A masterplan covering Cavern Quarter and Williamson Square in Liverpool is due to be signed off by the council, outlining a vision to turn the areas into “global destinations overflowing with culture, music and performance”.
The strategic regeneration framework is set to go before Liverpool City Council’s cabinet on Friday. The draft plan was approved last October and went out to public consultation.
According to the document, the masterplan aims for Cavern Quarter and Williamson Square to become “local, national and global destinations overflowing with culture, music, and performance. They will become key destinations within the city where people can learn and engage with the rich story of Liverpool’s iconic past.
“Their diverse daytime and night-time offer will support a wide-range of activities and services attracting locals and visitors, young and old. They will be safe and accessible destinations, physically and visually embedded into the city centre.”
In the Cavern Quarter, the focus will be on daytime uses, with a push-back against further nightclubs or bars in the area.
In Whitechapel, the approach to Williamson Square and the Cavern Quarter would be updated with a mix of public art, trees, lighting, and improved wayfinding.

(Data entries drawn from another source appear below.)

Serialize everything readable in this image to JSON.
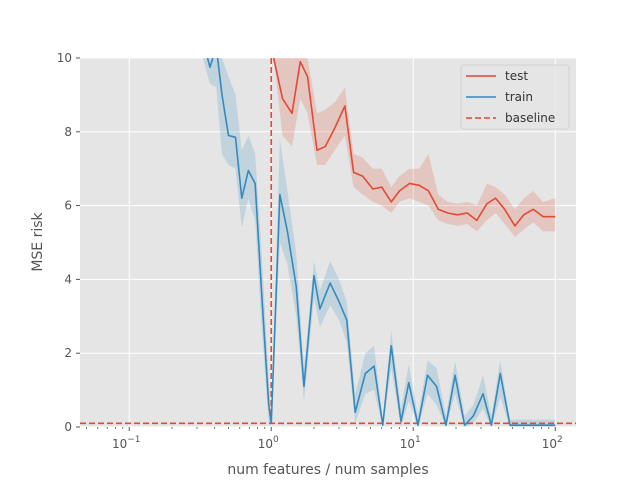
{
  "chart_data": {
    "type": "line",
    "xlabel": "num features / num samples",
    "ylabel": "MSE risk",
    "xscale": "log",
    "xlim": [
      0.045,
      140
    ],
    "ylim": [
      0,
      10
    ],
    "x_ticks": [
      {
        "value": 0.1,
        "base": "10",
        "exp": "−1"
      },
      {
        "value": 1,
        "base": "10",
        "exp": "0"
      },
      {
        "value": 10,
        "base": "10",
        "exp": "1"
      },
      {
        "value": 100,
        "base": "10",
        "exp": "2"
      }
    ],
    "y_ticks": [
      0,
      2,
      4,
      6,
      8,
      10
    ],
    "grid": true,
    "legend_position": "top-right",
    "series": [
      {
        "name": "test",
        "color": "#E24A33",
        "x": [
          1.04,
          1.2,
          1.4,
          1.6,
          1.8,
          2.1,
          2.4,
          2.8,
          3.3,
          3.8,
          4.4,
          5.2,
          6,
          7,
          8,
          9.4,
          11,
          12.8,
          15,
          17.5,
          20.5,
          24,
          28,
          33,
          38,
          44,
          52,
          60,
          70,
          82,
          100
        ],
        "values": [
          10,
          8.9,
          8.5,
          9.9,
          9.5,
          7.5,
          7.6,
          8.1,
          8.7,
          6.9,
          6.8,
          6.45,
          6.5,
          6.1,
          6.4,
          6.6,
          6.55,
          6.4,
          5.9,
          5.8,
          5.75,
          5.8,
          5.6,
          6.05,
          6.2,
          5.9,
          5.45,
          5.75,
          5.9,
          5.7,
          5.7
        ],
        "lower": [
          10,
          7.9,
          7.6,
          8.9,
          8.5,
          7.1,
          7.1,
          7.5,
          7.9,
          6.5,
          6.3,
          6.1,
          6.0,
          5.8,
          6.1,
          6.2,
          6.1,
          6.0,
          5.6,
          5.5,
          5.45,
          5.5,
          5.3,
          5.6,
          5.8,
          5.5,
          5.15,
          5.35,
          5.55,
          5.3,
          5.3
        ],
        "upper": [
          10,
          10,
          10,
          10,
          10,
          8.5,
          8.6,
          8.8,
          9.2,
          7.4,
          7.3,
          7.0,
          7.0,
          6.5,
          6.8,
          7.0,
          7.0,
          7.4,
          6.3,
          6.1,
          6.05,
          6.1,
          6.0,
          6.6,
          6.5,
          6.3,
          5.9,
          6.2,
          6.4,
          6.1,
          6.2
        ],
        "style": "solid"
      },
      {
        "name": "train",
        "color": "#348ABD",
        "x": [
          0.29,
          0.33,
          0.37,
          0.41,
          0.45,
          0.5,
          0.56,
          0.62,
          0.69,
          0.77,
          0.86,
          0.96,
          1.0,
          1.15,
          1.3,
          1.5,
          1.7,
          2.0,
          2.2,
          2.6,
          3.0,
          3.4,
          3.9,
          4.6,
          5.3,
          6.1,
          7.0,
          8.2,
          9.3,
          10.8,
          12.6,
          14.6,
          17,
          19.7,
          23,
          26.5,
          31,
          35.5,
          41,
          48,
          55,
          63,
          73,
          85,
          100
        ],
        "values": [
          10.3,
          10.5,
          9.75,
          10.3,
          9.0,
          7.9,
          7.85,
          6.2,
          6.95,
          6.6,
          3.5,
          0.6,
          0.1,
          6.3,
          5.3,
          3.8,
          1.1,
          4.1,
          3.2,
          3.9,
          3.4,
          2.9,
          0.4,
          1.45,
          1.65,
          0.05,
          2.2,
          0.15,
          1.2,
          0.05,
          1.4,
          1.1,
          0.05,
          1.4,
          0.05,
          0.3,
          0.9,
          0.05,
          1.45,
          0.05,
          0.05,
          0.05,
          0.05,
          0.05,
          0.05
        ],
        "lower": [
          10.3,
          10.5,
          9.3,
          9.2,
          7.4,
          7.1,
          7.0,
          5.4,
          6.2,
          5.6,
          2.6,
          0.1,
          0.0,
          5.0,
          4.4,
          3.0,
          0.7,
          3.5,
          2.7,
          3.3,
          2.9,
          2.3,
          0.1,
          0.9,
          1.0,
          0.0,
          1.6,
          0.0,
          0.7,
          0.0,
          0.9,
          0.6,
          0.0,
          0.9,
          0.0,
          0.1,
          0.5,
          0.0,
          0.8,
          0.0,
          0.0,
          0.0,
          0.0,
          0.0,
          0.0
        ],
        "upper": [
          10.5,
          10.5,
          10.3,
          10.5,
          10.3,
          9.5,
          9.0,
          7.5,
          7.9,
          7.4,
          4.6,
          1.3,
          0.2,
          7.8,
          6.4,
          4.7,
          1.6,
          4.5,
          3.7,
          4.5,
          4.0,
          3.4,
          0.9,
          2.0,
          2.2,
          0.2,
          2.6,
          0.5,
          1.7,
          0.3,
          1.8,
          1.6,
          0.3,
          1.8,
          0.3,
          0.6,
          1.4,
          0.3,
          1.8,
          0.2,
          0.2,
          0.2,
          0.2,
          0.2,
          0.2
        ],
        "style": "solid"
      }
    ],
    "reference_lines": [
      {
        "name": "baseline",
        "orientation": "horizontal",
        "value": 0.1,
        "color": "#E24A33",
        "style": "dashed"
      },
      {
        "name": "baseline",
        "orientation": "vertical",
        "value": 1,
        "color": "#E24A33",
        "style": "dashed"
      }
    ],
    "legend": [
      {
        "label": "test",
        "color": "#E24A33",
        "style": "solid"
      },
      {
        "label": "train",
        "color": "#348ABD",
        "style": "solid"
      },
      {
        "label": "baseline",
        "color": "#E24A33",
        "style": "dashed"
      }
    ]
  },
  "colors": {
    "plot_background": "#E5E5E5",
    "grid": "#FFFFFF",
    "text": "#555555"
  }
}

There are also plans for a strategy to “celebrate and interpret the street as the original ‘pool of Liverpool’”.
On Williamson Square, the framework would see a redesign of the square to include flexible performance space, and improved public realm including seating and planting.
Some potential plots for development have also been identified. The framework mentions the possible redevelopment of the St Johns extension building, and use of the Dawson Street taxi rank site if the taxis are relocated.
At the Playhouse, there are plans to expand its presence with spill out areas, and increase its programme of events.
According to the council, once Liverpool’s Local Plan is adopted by the end of this year, the SRF will be taken back to cabinet in order to be adopted as a supplementary planning document, which carries legal weight in determining applications.
The SRF was designed by Planit-IE, alongside Arup, Fourth Street Consulting, Avison Young, and Dave Pichilingi, founder of Sound City, advising on music history and event planning, while Rob Burns advised on heritage.